In spite of the gloom and doom of Kosleck and Hatton, there is a fun, devil-may-care side of House of Horrors which is mostly expressed through Virginia Grey’s flirtatious, quick-witted, self-reliant lady reporter. While most of her scenes with her artist boyfriend Steve (Robert Lowery) are played for laughs, she often breaks out of the conventional heroine mold in holding her own with the opposite sex. In one exchange with Steve, when he tries to discourage her from visiting Marcel’s studio at night, she challenges him: “Hey, hey, Stevie, wait a minute. Take a look at me. I’m a big girl and definitely not the homebody. My job happens to take me to odd places at strange hours but it’s a living and I like it!”

I also find the movie – which was obviously made for the average moviegoer – fascinating in the way it depicts the two art critics, skewering them as snobbish, class conscious urbanites and, as such, completely expendable characters. Alan Napier and Howard Freeman (as Hal Ormiston) attack their roles with relish, making themselves delightfully despicable. They also make a amusing physical contrast together with Napier the slender, effete one in the acid style of All About Eve’s Addison DeWitt (George Sanders) and Freeman, with his pear-shaped body, coming off like an overtly gay Robert Benchley. There’s some funny gallows humor too involving a wise-cracking morgue attendant and several visually striking moments that make the most of the cheap sets such as a scene where streetwalker Virginia Christine (Invasion of the Body Snatchers, 1956) is illuminated by a lit match in front of a barber shop bearing the sign, “Children’s hair – a specialty.”
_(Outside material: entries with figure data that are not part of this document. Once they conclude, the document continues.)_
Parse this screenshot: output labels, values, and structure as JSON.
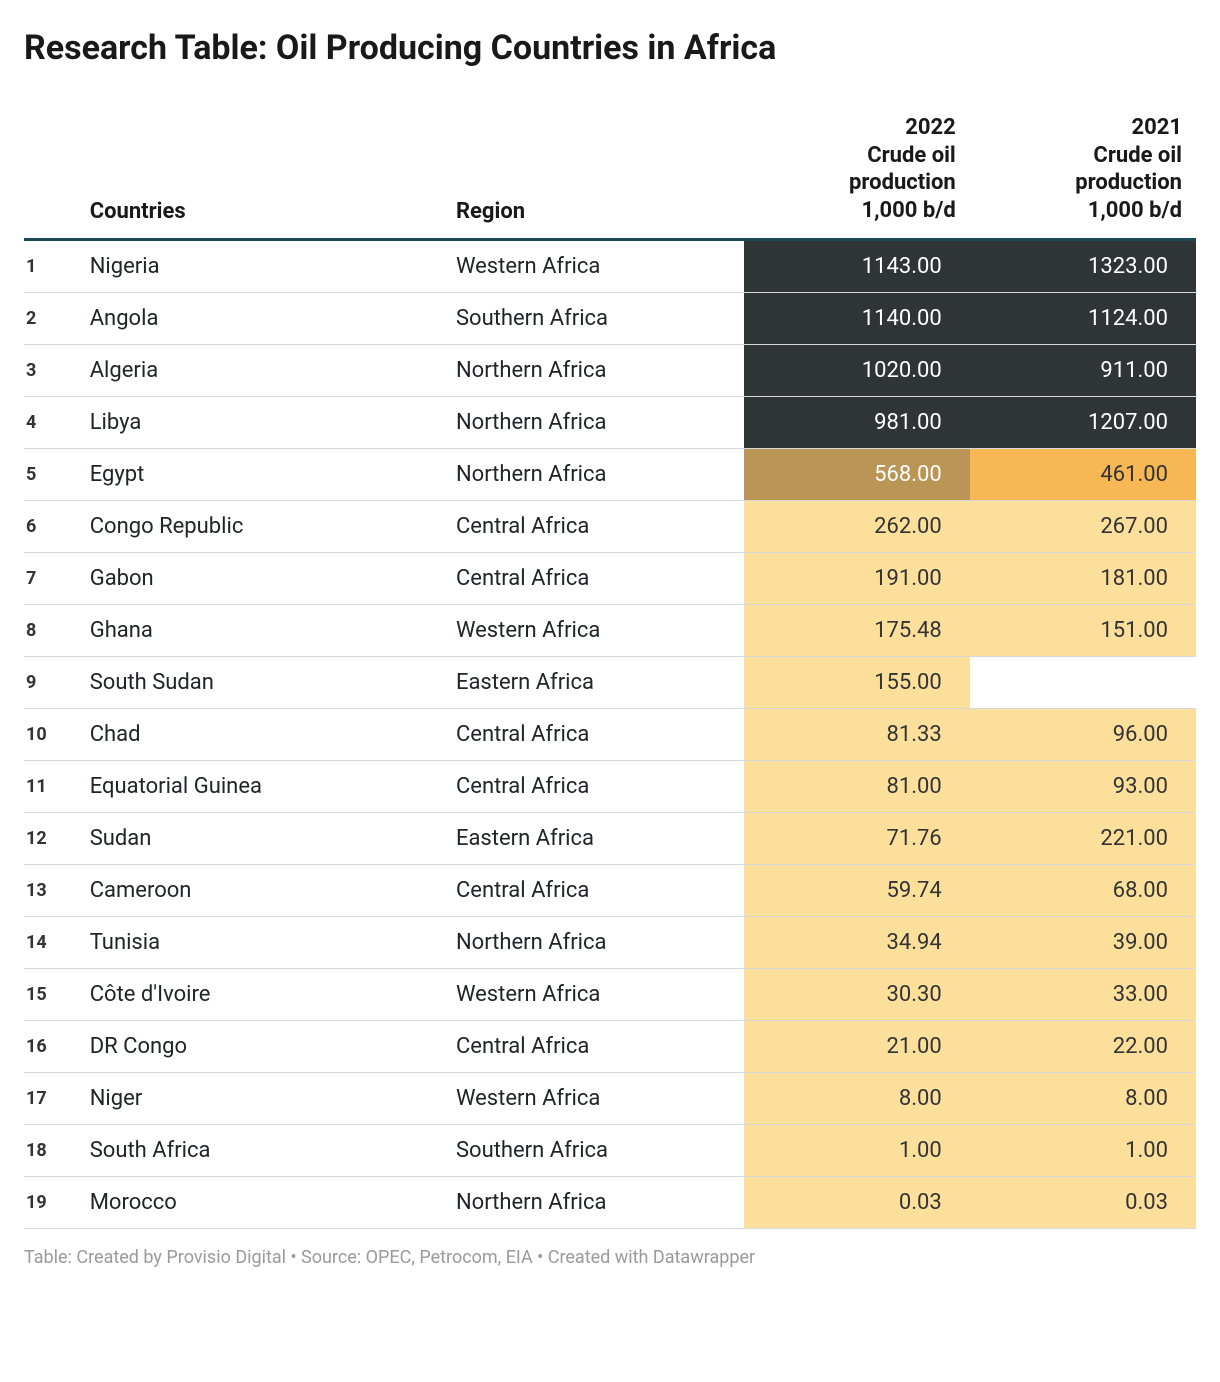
{
  "title": "Research Table: Oil Producing Countries in Africa",
  "footer": "Table: Created by Provisio Digital • Source: OPEC, Petrocom, EIA • Created with Datawrapper",
  "colors": {
    "header_rule": "#1d4a52",
    "row_rule": "#d8d8d8",
    "text": "#212529",
    "footer_text": "#9a9a9a",
    "heat_dark_bg": "#2f3436",
    "heat_dark_text": "#ffffff",
    "heat_brown_bg": "#bb9555",
    "heat_orange_bg": "#f8b755",
    "heat_light_bg": "#fcdf9b",
    "heat_light_text": "#333333",
    "blank_bg": "#ffffff"
  },
  "columns": {
    "rank": "",
    "country": "Countries",
    "region": "Region",
    "p2022": "2022\nCrude oil\nproduction\n1,000 b/d",
    "p2021": "2021\nCrude oil\nproduction\n1,000 b/d"
  },
  "rows": [
    {
      "rank": "1",
      "country": "Nigeria",
      "region": "Western Africa",
      "p2022": "1143.00",
      "p2021": "1323.00",
      "c2022": "dark",
      "c2021": "dark"
    },
    {
      "rank": "2",
      "country": "Angola",
      "region": "Southern Africa",
      "p2022": "1140.00",
      "p2021": "1124.00",
      "c2022": "dark",
      "c2021": "dark"
    },
    {
      "rank": "3",
      "country": "Algeria",
      "region": "Northern Africa",
      "p2022": "1020.00",
      "p2021": "911.00",
      "c2022": "dark",
      "c2021": "dark"
    },
    {
      "rank": "4",
      "country": "Libya",
      "region": "Northern Africa",
      "p2022": "981.00",
      "p2021": "1207.00",
      "c2022": "dark",
      "c2021": "dark"
    },
    {
      "rank": "5",
      "country": "Egypt",
      "region": "Northern Africa",
      "p2022": "568.00",
      "p2021": "461.00",
      "c2022": "brown",
      "c2021": "orange"
    },
    {
      "rank": "6",
      "country": "Congo Republic",
      "region": "Central Africa",
      "p2022": "262.00",
      "p2021": "267.00",
      "c2022": "light",
      "c2021": "light"
    },
    {
      "rank": "7",
      "country": "Gabon",
      "region": "Central Africa",
      "p2022": "191.00",
      "p2021": "181.00",
      "c2022": "light",
      "c2021": "light"
    },
    {
      "rank": "8",
      "country": "Ghana",
      "region": "Western Africa",
      "p2022": "175.48",
      "p2021": "151.00",
      "c2022": "light",
      "c2021": "light"
    },
    {
      "rank": "9",
      "country": "South Sudan",
      "region": "Eastern Africa",
      "p2022": "155.00",
      "p2021": "",
      "c2022": "light",
      "c2021": "blank"
    },
    {
      "rank": "10",
      "country": "Chad",
      "region": "Central Africa",
      "p2022": "81.33",
      "p2021": "96.00",
      "c2022": "light",
      "c2021": "light"
    },
    {
      "rank": "11",
      "country": "Equatorial Guinea",
      "region": "Central Africa",
      "p2022": "81.00",
      "p2021": "93.00",
      "c2022": "light",
      "c2021": "light"
    },
    {
      "rank": "12",
      "country": "Sudan",
      "region": "Eastern Africa",
      "p2022": "71.76",
      "p2021": "221.00",
      "c2022": "light",
      "c2021": "light"
    },
    {
      "rank": "13",
      "country": "Cameroon",
      "region": "Central Africa",
      "p2022": "59.74",
      "p2021": "68.00",
      "c2022": "light",
      "c2021": "light"
    },
    {
      "rank": "14",
      "country": "Tunisia",
      "region": "Northern Africa",
      "p2022": "34.94",
      "p2021": "39.00",
      "c2022": "light",
      "c2021": "light"
    },
    {
      "rank": "15",
      "country": "Côte d'Ivoire",
      "region": "Western Africa",
      "p2022": "30.30",
      "p2021": "33.00",
      "c2022": "light",
      "c2021": "light"
    },
    {
      "rank": "16",
      "country": "DR Congo",
      "region": "Central Africa",
      "p2022": "21.00",
      "p2021": "22.00",
      "c2022": "light",
      "c2021": "light"
    },
    {
      "rank": "17",
      "country": "Niger",
      "region": "Western Africa",
      "p2022": "8.00",
      "p2021": "8.00",
      "c2022": "light",
      "c2021": "light"
    },
    {
      "rank": "18",
      "country": "South Africa",
      "region": "Southern Africa",
      "p2022": "1.00",
      "p2021": "1.00",
      "c2022": "light",
      "c2021": "light"
    },
    {
      "rank": "19",
      "country": "Morocco",
      "region": "Northern Africa",
      "p2022": "0.03",
      "p2021": "0.03",
      "c2022": "light",
      "c2021": "light"
    }
  ]
}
I could babble on about House of Horrors but any fan of Universal horror will need no encouragement to seek out this superior B-movie horror. House of Horrors first appeared on DVD in November 2010 from a DVD on-demand initiative between Turner Classic Movies and Universal Studios. It was later offered by the same manufacturers in a DVD collection entitled Universal Cult Horror Collection and included Murders in the Zoo, The Mad Ghoul, The Mad Doctor of Market Street and The Strange Case of Doctor Rx. Another attractive option appeared in March 2020 when Shout! Factory released Universal Horror Collection Volume 4 on Blu-ray which pairs House of Horrors with Night Key, The Climax and Night Monster.